蓝色圆圈标注的“add”是什么呢？好像初始注意力机制（如下图）中并没有add呀？？

如图所示，在self-attention中求出 $Z^\\left( i \\right)=\\sum_j=1^Ta_ijv^\\left( j \\right)$ 后直接将Z放入全连接层中，而transformer又经过了add&Norm步骤，这个add是什么呢？？？

其实add就是在Z的基础上加了一个残差块X，加入残差块X的目的是为了防止在深度神经网络训练中发生退化问题，退化的意思就是深度神经网络通过增加网络的层数，Loss逐渐减小，然后趋于稳定达到饱和，然后再继续增加网络层数，Loss反而增大。这个Add具体操作如下：其实就是将self-attention的output+input作为新的output，如下图：

关于首图所标记的2，Add&Norm这一过程指什么呢？
就是指对新的output做标准化，也就是上图的，对a+b做标准化

FeedForward：FeedForward又是什么呢？好像图二（注意力机制）中这里应该是全连接层（FC）呀？❓❓❓
先说一下FeedForward是什么？其实FeedForward是由全连接层（FC）与激活ReLu组成的结构，其实和bp神经网络结构差不多，输入：Add&Norm的输出（记作：Z’(i) ）, FC:全连接层

接下来再说一下为什么要用FeedForward呢？不用单纯的FC呢？

其实主要还是想提取更深层次的特征，在Multi-Head Attention中，主要是进行矩阵乘法，即都是线性变换，而线性变换的学习能力不如非线性变换的学习能力强，我们希望通过引入ReLu激活函数，使模型增加非线性成分，强化学习能力。

回到这个模块来，它的输入是 $x$ 和 $s ki p$ 两个张量，其中 $x$ 是输入张量， $s ki p$ 是跳跃连接（skip connection），用于保留之前层的信息，防止信息丢失。

在这个模块中，先通过 Gated Linear Unit（GLU）对 $x$ 进行变换，然后将变换后的结果和 $s ki p$ 进行加和操作，再通过 Layer Normalization 进行归一化，得到输出张量。

GLU 的作用是将 $x$ 变换为与之相同维度的张量，并同时生成一个门控向量。门控向量的每个元素都是介于 0 和 1 之间的实数，用于控制该元素对最终结果的贡献程度。这里的 GLU 实现了类似于 Highway Network 的效果，即能够选择性地保留或抛弃某些信息。

Layer Normalization 的作用是对张量的每个特征维度进行归一化，使得每个特征维度上的均值为 0，方差为 1，从而加快收敛速度、提高泛化能力。

最终，这个门控加和归一化网络将 $x$ 和 $s ki p$ 合并为一个输出张量，其中 $s ki p$ 是经过跳跃连接保留下来的信息， $x$ 是经过 GLU 变换后的信息，经过 Layer Normalization 归一化后得到的输出张量。
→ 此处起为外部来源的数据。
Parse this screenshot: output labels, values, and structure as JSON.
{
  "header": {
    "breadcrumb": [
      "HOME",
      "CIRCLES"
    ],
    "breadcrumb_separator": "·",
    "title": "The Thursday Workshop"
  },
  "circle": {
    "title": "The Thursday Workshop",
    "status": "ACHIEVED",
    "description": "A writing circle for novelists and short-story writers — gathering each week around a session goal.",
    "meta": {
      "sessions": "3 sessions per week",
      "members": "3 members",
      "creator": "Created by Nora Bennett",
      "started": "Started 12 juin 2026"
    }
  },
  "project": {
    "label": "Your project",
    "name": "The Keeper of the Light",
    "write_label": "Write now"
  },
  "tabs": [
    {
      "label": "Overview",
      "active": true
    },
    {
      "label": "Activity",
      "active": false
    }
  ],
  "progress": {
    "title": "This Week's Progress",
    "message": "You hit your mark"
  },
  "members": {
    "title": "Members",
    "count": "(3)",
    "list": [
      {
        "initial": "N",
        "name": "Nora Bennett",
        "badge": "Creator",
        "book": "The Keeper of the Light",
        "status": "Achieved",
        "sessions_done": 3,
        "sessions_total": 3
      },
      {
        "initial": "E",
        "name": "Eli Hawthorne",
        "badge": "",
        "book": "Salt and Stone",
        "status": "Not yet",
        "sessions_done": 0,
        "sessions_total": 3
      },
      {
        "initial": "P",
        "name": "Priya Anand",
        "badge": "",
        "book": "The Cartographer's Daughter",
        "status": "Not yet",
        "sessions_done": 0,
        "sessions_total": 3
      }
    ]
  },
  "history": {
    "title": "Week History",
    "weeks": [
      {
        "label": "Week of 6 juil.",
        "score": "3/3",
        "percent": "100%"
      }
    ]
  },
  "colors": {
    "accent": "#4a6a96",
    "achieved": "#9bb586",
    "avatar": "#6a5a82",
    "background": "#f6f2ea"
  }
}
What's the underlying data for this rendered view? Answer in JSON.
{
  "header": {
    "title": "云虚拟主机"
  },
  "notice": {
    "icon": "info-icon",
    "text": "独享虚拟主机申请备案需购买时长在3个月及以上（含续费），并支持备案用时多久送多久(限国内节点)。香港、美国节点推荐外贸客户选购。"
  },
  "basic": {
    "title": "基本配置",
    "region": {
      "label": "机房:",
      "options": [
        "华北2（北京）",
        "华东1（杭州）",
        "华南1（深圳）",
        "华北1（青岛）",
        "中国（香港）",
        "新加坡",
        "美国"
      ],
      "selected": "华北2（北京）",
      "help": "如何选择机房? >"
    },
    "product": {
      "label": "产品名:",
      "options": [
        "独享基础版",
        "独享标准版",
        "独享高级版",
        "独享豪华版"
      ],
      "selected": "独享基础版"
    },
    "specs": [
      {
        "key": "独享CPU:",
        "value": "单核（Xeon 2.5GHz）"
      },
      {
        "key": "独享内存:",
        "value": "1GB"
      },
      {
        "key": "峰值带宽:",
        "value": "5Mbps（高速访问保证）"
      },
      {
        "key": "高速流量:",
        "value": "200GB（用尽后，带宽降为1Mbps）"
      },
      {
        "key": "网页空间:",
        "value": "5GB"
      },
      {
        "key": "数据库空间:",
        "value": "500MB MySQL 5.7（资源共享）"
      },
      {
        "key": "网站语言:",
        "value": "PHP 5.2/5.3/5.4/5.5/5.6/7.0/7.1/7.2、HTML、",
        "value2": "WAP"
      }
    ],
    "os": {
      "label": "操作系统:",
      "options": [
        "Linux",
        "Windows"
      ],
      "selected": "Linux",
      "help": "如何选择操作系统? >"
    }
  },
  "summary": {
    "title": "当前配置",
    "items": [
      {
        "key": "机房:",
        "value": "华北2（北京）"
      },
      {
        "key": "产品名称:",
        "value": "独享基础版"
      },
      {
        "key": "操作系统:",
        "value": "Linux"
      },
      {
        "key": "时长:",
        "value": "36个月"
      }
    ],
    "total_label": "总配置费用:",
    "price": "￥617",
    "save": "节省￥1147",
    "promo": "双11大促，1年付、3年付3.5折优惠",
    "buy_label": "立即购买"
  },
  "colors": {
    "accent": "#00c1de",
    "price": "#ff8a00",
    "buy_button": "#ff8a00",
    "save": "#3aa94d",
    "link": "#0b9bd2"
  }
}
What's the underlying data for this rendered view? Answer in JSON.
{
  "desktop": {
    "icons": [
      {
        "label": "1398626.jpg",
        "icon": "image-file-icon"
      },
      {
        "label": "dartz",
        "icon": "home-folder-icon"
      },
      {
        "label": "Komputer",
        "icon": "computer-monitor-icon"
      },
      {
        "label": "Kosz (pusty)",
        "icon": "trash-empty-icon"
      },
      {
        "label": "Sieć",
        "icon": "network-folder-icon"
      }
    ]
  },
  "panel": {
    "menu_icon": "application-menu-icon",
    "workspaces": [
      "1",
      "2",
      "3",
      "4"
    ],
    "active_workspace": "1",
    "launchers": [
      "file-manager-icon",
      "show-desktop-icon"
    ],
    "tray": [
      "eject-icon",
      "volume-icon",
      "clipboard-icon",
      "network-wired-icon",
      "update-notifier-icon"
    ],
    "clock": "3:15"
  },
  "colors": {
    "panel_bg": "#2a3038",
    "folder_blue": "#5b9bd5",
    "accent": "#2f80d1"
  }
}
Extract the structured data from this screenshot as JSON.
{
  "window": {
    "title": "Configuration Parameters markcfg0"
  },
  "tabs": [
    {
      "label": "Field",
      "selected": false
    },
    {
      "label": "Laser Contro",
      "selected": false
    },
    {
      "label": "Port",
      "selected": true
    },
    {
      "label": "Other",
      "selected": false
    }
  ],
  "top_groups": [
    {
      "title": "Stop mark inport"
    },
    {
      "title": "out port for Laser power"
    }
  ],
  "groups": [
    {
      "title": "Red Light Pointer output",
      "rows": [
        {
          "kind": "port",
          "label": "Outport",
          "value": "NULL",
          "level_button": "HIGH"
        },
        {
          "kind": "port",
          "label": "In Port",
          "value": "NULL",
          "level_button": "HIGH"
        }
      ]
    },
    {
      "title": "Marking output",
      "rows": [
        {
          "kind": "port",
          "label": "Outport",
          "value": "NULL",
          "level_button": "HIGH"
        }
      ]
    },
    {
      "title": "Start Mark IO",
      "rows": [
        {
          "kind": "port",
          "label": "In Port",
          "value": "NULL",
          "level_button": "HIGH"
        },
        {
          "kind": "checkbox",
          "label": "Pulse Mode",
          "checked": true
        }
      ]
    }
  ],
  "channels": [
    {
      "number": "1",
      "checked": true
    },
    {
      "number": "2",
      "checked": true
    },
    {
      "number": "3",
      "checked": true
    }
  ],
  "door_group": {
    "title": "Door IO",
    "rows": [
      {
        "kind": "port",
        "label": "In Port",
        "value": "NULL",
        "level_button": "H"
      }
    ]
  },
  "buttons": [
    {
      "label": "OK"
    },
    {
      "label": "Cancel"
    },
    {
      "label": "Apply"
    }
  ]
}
class GateAddNormNetwork(nn.Module):
    def __init__(self, input_size,
                 hidden_layer_size,
                 dropout_rate,
                 activation = None):
        
        super(GateAddNormNetwork, self).__init__()
        
        self.input_size = input_size
        self.hidden_layer_size = hidden_layer_size
        self.dropout_rate = dropout_rate
        self.activation_name = activation
        
        self.GLU = GatedLinearUnit(self.input_size, 
                                   self.hidden_layer_size, 
                                   self.dropout_rate,
                                   activation = self.activation_name)
        
        self.LayerNorm = nn.LayerNorm(self.hidden_layer_size)
        
    def forward(self, x, skip):
        
        output = self.LayerNorm(self.GLU(x) + skip)
            
        return output

Scaled Dot-Product Attention 模块

在实际应用中，经常会用到 Attention 机制，其中最常用的是 Scaled Dot-Product Attention，它是通过计算query和key之间的点积来作为之间的相似度。

Scaled 指的是 Q和K计算得到的相似度再经过了一定的量化，具体就是除以根号下K_dim；
Dot-Product 指的是 Q和K之间通过计算点积作为相似度；
Mask 可选择性目的是将 padding的部分填充负无穷，这样算softmax的时候这里就attention为0，从而避免padding带来的影响.

在TFT里面套用原始Transformer架构，实现了一个Scaled Dot-Product Attention。
该类定义了一个基于nn.Module的自定义PyTorch模块，包含了初始化函数和前向传递函数。S

caledDotProductAttention中的主要计算过程是计算query和key之间的点积，然后进行softmax归一化，最后加权求和得到输出。具体地，该类的初始化函数接受两个参数：dropout和scale。
dropout参数指定了在softmax之前要应用多少dropout，
而scale参数指定是否应该缩放点积结果。
该类的前向传递函数接受四个参数：q，k，v和mask。
其中，q，k和v是查询、键和值的输入向量，mask是一个可选的屏蔽向量，用于屏蔽输入中的某些位置。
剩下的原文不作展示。